Regardless of which position prevails in the forthcoming trilogue between the EU Commission, EU Parliament and member states, it would probably be the end of the black box YouTube. The company, which belongs to the Google group, has apparently already seen this. Last week it announced “new features to improve the Creator Experience”. For example, “timestamps” that indicate at what minute and second a video violates the community guidelines. The platform is thus anticipating a requirement of the planned regulation.

Should freedom of the press “respect” or “apply”?

So is everything good, has freedom of expression been saved from the arbitrariness of the digital corporations? Not quite. A sentence in the EU Parliament’s draft has caused irritation, especially in Germany. It is found in Article 12, paragraph 1.

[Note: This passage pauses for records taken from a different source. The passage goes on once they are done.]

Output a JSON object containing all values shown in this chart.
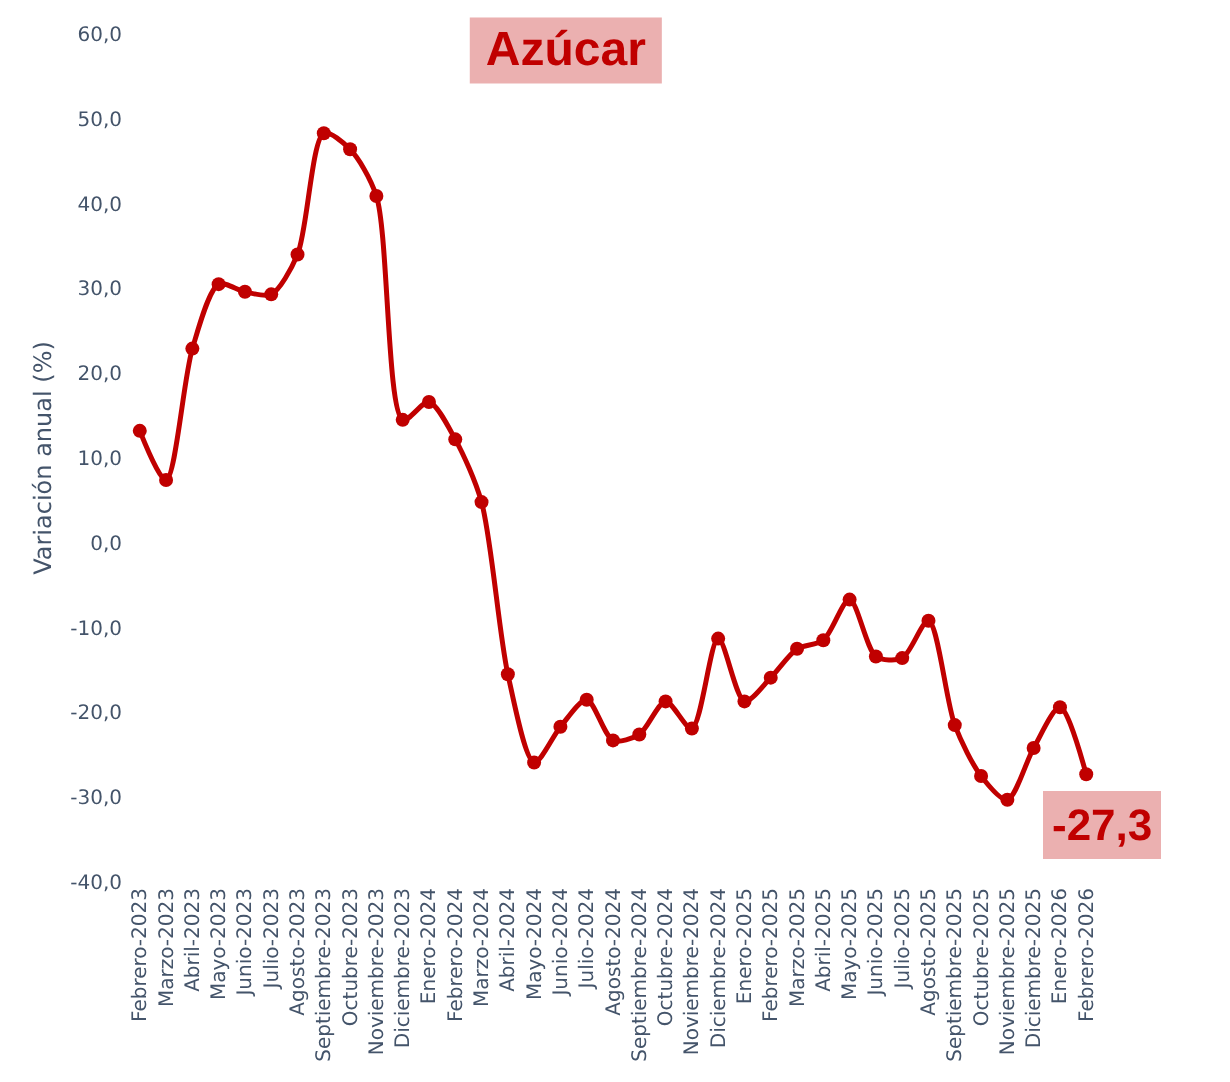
{
  "chart_data": {
    "type": "line",
    "title": "Azúcar",
    "ylabel": "Variación anual (%)",
    "categories": [
      "Febrero-2023",
      "Marzo-2023",
      "Abril-2023",
      "Mayo-2023",
      "Junio-2023",
      "Julio-2023",
      "Agosto-2023",
      "Septiembre-2023",
      "Octubre-2023",
      "Noviembre-2023",
      "Diciembre-2023",
      "Enero-2024",
      "Febrero-2024",
      "Marzo-2024",
      "Abril-2024",
      "Mayo-2024",
      "Junio-2024",
      "Julio-2024",
      "Agosto-2024",
      "Septiembre-2024",
      "Octubre-2024",
      "Noviembre-2024",
      "Diciembre-2024",
      "Enero-2025",
      "Febrero-2025",
      "Marzo-2025",
      "Abril-2025",
      "Mayo-2025",
      "Junio-2025",
      "Julio-2025",
      "Agosto-2025",
      "Septiembre-2025",
      "Octubre-2025",
      "Noviembre-2025",
      "Diciembre-2025",
      "Enero-2026",
      "Febrero-2026"
    ],
    "series": [
      {
        "color": "#c00000",
        "values": [
          13.2,
          7.4,
          22.9,
          30.5,
          29.6,
          29.3,
          34.0,
          48.3,
          46.4,
          40.9,
          14.5,
          16.6,
          12.2,
          4.8,
          -15.5,
          -25.9,
          -21.7,
          -18.5,
          -23.3,
          -22.6,
          -18.7,
          -21.9,
          -11.3,
          -18.7,
          -15.9,
          -12.5,
          -11.5,
          -6.7,
          -13.4,
          -13.6,
          -9.2,
          -21.5,
          -27.5,
          -30.3,
          -24.2,
          -19.4,
          -27.3
        ],
        "value_labels": [
          null,
          null,
          null,
          null,
          null,
          null,
          null,
          null,
          null,
          null,
          null,
          null,
          null,
          null,
          null,
          null,
          null,
          null,
          null,
          null,
          null,
          null,
          null,
          null,
          null,
          null,
          null,
          null,
          null,
          null,
          null,
          null,
          null,
          null,
          null,
          null,
          "-27,3"
        ]
      }
    ],
    "ylim": [
      -40,
      60
    ],
    "yticks": [
      {
        "value": -40,
        "label": "-40,0"
      },
      {
        "value": -30,
        "label": "-30,0"
      },
      {
        "value": -20,
        "label": "-20,0"
      },
      {
        "value": -10,
        "label": "-10,0"
      },
      {
        "value": 0,
        "label": "0,0"
      },
      {
        "value": 10,
        "label": "10,0"
      },
      {
        "value": 20,
        "label": "20,0"
      },
      {
        "value": 30,
        "label": "30,0"
      },
      {
        "value": 40,
        "label": "40,0"
      },
      {
        "value": 50,
        "label": "50,0"
      },
      {
        "value": 60,
        "label": "60,0"
      }
    ],
    "grid": false,
    "marker": "circle",
    "line_style": "solid"
  }
}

It says: “In their general terms and conditions, the providers of intermediation services respect freedom of expression, media freedom and media pluralism and other fundamental rights and freedoms as enshrined in the Charter and the provisions applicable to media in the Union.” That doesn’t sound suspicious. However, the culture committee and the legal committee had called for the freedom of the press to be formulated more clearly; that it is not only to be “respected”, but that it applies.

The formulation that has now been adopted could mean that the guidelines of the platforms take precedence over freedom of the press, which means that they can reduce the visibility of legally published articles or block them entirely. The Federal Association of Digital Publishers and Newspaper Publishers and the Association of German Magazine Publishers see this as a threat to the freedom of the press and of opinion on the Internet. Their limits are “the general laws and not narrower general terms and conditions of large digital corporations,” they write in a joint statement. Otherwise, Facebook, for example, could decide whether or not users would see legal press articles about the possibility of a laboratory accident as the cause of corona.

MEP Alexandra Geese, who coordinated the Greens group in the parliamentary negotiation process for the draft law, says she can understand the reservations very well – “that people say it’s better to tell the media about the good, tried-and-tested German legislation and a state-remote media regulator than Mark Zuckerberg decides”. However, it is misunderstood that social platforms are not linear media. In case of doubt, it is necessary for the platforms to limit the reach of populist journalistic contributions and, for example, to be able to provide them with information or a fact check. Otherwise, such content would be “hunted through the net by the millions” and the companies could not do anything about it.

In Germany, the media landscape is still reasonably okay, so it might still be possible to do without such options for the platforms to intervene, “but we are making legislation here for 27 member states”. The EU Commission does not even mention freedom of the press in its draft.

So it looks as if the digital platforms will no longer be able to act as arbitrarily as before, but will retain their sovereign power over the content – at the explicit request of the EU. That should lead to interesting debates.